Mortgage Lenders Turn ‘Desperate’ as Soaring Rates Roil Industry
Danny Meier had one of the busiest years of his career in 2021.
The 36-year-old closed roughly $799 million worth of loans at Academy Mortgage Corp., ranking him among the top producing originators in the US. Now, he’s bracing for a 20% reduction in business and recently had to cut several staff.
“It’s scary,” Meier said in a phone interview. “We have sellers panic listing, and then you have buyer fatigue and buyers stepping out altogether really fast.”
Business has started to evaporate across home-lending firms in recent weeks, after the Federal Reserve boosted borrowing costs to tame decades-high inflation. US mortgage rates are at levels last seen more than a decade ago.
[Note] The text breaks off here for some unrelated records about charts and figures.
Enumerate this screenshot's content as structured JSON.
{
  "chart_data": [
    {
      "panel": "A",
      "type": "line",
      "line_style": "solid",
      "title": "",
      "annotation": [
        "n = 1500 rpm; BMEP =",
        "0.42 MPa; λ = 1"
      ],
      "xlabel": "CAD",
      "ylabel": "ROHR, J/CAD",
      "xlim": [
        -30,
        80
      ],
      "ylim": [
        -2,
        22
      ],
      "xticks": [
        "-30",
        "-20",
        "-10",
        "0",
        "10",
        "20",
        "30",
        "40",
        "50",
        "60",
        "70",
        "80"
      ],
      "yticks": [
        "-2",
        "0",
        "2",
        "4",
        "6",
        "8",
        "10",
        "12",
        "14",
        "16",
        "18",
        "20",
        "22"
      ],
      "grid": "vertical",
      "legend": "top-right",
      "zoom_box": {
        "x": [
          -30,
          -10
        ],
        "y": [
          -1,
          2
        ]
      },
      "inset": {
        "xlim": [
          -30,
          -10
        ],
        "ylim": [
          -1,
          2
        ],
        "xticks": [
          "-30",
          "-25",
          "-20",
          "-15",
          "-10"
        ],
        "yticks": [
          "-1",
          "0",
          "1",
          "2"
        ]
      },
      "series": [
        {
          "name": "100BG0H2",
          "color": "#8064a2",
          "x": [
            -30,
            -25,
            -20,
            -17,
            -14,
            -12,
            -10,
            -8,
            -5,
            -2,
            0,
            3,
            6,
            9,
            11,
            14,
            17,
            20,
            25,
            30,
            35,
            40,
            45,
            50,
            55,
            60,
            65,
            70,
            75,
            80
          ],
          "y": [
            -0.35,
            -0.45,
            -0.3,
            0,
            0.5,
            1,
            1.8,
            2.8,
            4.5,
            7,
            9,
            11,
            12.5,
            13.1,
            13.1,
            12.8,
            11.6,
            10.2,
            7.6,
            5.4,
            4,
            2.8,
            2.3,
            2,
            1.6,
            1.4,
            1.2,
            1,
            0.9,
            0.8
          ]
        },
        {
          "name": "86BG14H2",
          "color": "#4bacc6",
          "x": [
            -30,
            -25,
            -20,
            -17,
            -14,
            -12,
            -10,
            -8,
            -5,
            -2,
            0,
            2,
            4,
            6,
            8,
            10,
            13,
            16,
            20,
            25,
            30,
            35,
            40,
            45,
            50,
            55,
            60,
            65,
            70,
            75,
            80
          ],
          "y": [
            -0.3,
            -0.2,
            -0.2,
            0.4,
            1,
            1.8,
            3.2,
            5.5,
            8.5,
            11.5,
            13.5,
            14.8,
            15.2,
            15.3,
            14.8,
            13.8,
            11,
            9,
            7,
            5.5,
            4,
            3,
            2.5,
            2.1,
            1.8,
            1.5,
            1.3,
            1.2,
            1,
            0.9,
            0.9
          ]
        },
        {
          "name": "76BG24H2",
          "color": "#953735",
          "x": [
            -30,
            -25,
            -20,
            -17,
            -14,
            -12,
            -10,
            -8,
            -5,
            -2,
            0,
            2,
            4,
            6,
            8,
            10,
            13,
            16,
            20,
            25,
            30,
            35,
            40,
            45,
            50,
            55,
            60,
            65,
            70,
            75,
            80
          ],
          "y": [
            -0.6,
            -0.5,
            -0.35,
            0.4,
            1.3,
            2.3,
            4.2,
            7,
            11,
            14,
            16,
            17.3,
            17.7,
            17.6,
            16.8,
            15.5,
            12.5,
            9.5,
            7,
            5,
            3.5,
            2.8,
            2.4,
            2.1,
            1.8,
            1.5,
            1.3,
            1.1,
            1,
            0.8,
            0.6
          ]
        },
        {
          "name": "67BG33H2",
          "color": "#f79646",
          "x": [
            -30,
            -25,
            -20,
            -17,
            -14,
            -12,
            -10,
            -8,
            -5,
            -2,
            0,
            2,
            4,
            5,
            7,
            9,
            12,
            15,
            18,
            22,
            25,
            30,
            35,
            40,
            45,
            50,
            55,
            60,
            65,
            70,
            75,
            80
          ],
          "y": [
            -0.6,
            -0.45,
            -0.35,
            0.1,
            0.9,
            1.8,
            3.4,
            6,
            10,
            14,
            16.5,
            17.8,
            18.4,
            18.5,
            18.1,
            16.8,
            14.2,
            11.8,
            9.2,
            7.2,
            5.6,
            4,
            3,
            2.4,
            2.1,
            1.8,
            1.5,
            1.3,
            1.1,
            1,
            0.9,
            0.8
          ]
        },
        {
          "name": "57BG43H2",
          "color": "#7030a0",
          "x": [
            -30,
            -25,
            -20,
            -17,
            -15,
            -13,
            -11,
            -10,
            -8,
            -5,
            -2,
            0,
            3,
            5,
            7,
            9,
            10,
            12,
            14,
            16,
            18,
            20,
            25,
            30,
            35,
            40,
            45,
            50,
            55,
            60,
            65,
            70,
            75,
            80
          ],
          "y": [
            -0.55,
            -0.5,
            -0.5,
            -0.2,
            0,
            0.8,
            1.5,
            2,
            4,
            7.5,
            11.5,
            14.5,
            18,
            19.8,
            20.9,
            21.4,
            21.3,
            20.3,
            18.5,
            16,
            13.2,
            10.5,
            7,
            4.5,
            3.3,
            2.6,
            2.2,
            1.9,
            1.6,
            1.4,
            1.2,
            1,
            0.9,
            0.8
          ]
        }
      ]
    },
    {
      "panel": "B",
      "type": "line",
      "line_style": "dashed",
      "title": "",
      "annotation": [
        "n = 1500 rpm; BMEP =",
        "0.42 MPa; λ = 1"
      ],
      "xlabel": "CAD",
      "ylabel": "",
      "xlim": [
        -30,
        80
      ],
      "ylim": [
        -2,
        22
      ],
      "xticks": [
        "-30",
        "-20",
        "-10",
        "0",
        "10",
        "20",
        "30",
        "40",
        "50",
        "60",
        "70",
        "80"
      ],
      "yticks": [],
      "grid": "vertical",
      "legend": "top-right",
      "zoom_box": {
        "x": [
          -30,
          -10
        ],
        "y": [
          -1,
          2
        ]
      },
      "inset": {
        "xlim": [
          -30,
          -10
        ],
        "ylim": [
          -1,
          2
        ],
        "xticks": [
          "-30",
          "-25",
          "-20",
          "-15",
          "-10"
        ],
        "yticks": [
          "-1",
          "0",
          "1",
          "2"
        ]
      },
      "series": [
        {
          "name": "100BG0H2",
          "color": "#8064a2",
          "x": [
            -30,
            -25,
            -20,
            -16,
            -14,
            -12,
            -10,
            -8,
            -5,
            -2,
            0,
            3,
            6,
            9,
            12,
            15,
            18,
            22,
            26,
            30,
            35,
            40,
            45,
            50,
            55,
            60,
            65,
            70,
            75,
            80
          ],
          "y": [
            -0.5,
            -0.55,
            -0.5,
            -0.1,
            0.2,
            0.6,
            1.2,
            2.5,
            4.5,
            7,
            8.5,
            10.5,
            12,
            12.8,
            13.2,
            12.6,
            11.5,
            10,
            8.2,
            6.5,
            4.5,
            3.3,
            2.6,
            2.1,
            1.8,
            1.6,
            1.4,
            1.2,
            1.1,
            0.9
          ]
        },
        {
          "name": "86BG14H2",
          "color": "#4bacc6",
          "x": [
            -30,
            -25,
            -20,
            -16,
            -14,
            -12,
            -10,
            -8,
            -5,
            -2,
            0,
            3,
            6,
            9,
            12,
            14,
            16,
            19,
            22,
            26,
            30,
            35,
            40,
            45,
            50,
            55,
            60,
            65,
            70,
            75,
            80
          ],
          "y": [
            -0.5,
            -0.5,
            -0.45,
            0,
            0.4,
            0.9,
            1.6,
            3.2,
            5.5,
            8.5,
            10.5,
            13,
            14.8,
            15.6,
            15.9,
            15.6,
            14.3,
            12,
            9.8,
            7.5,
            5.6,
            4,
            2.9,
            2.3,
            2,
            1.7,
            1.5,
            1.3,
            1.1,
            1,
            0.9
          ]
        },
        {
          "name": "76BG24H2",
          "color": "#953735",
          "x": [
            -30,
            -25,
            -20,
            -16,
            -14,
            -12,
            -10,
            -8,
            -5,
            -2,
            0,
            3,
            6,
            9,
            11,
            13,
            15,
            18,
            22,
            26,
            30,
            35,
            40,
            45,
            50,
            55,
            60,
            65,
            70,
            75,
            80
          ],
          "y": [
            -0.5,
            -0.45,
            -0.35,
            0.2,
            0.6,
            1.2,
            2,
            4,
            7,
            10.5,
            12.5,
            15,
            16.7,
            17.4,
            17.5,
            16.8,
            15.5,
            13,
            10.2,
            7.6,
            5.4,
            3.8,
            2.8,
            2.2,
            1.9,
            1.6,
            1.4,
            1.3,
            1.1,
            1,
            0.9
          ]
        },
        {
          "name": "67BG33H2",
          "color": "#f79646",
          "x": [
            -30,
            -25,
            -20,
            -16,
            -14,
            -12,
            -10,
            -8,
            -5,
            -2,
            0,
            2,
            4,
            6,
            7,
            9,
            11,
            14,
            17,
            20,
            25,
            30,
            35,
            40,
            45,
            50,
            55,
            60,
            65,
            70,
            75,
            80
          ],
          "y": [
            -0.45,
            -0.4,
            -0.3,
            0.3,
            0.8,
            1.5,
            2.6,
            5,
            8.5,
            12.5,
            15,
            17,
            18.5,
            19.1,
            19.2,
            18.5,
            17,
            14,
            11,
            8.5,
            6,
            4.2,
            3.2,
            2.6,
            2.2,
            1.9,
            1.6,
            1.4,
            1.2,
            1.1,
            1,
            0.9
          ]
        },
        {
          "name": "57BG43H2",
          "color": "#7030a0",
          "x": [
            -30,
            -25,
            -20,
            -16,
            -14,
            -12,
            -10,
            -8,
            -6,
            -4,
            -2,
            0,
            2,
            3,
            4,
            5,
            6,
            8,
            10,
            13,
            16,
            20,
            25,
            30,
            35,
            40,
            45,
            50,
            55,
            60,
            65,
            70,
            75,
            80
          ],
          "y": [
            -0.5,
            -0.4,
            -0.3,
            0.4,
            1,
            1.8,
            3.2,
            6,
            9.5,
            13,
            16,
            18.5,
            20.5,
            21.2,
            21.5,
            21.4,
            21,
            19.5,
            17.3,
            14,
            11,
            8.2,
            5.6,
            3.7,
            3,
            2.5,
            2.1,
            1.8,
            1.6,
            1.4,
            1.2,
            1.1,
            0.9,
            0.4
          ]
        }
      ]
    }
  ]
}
That's hurting affordability for first-time buyers, slowing down sales of previously owned homes and making it unattractive for existing owners to refinance.
Already, the fallout is cascading across the industry. Wells Fargo & Co. has warned that income from its mortgage-lending business may drop significantly in the second quarter. Employees at the bank’s home-lending division and its rival JPMorgan Chase & Co.’s unit are being laid off or reassigned to different areas. Real estate brokerages such as Compass Inc. and Redfin Corp. also announced plans to cut their workforces earlier this month.
“Layoffs are happening everywhere,” Meier said. “People are cutting rates, cutting costs, with desperate attempts to gain business.”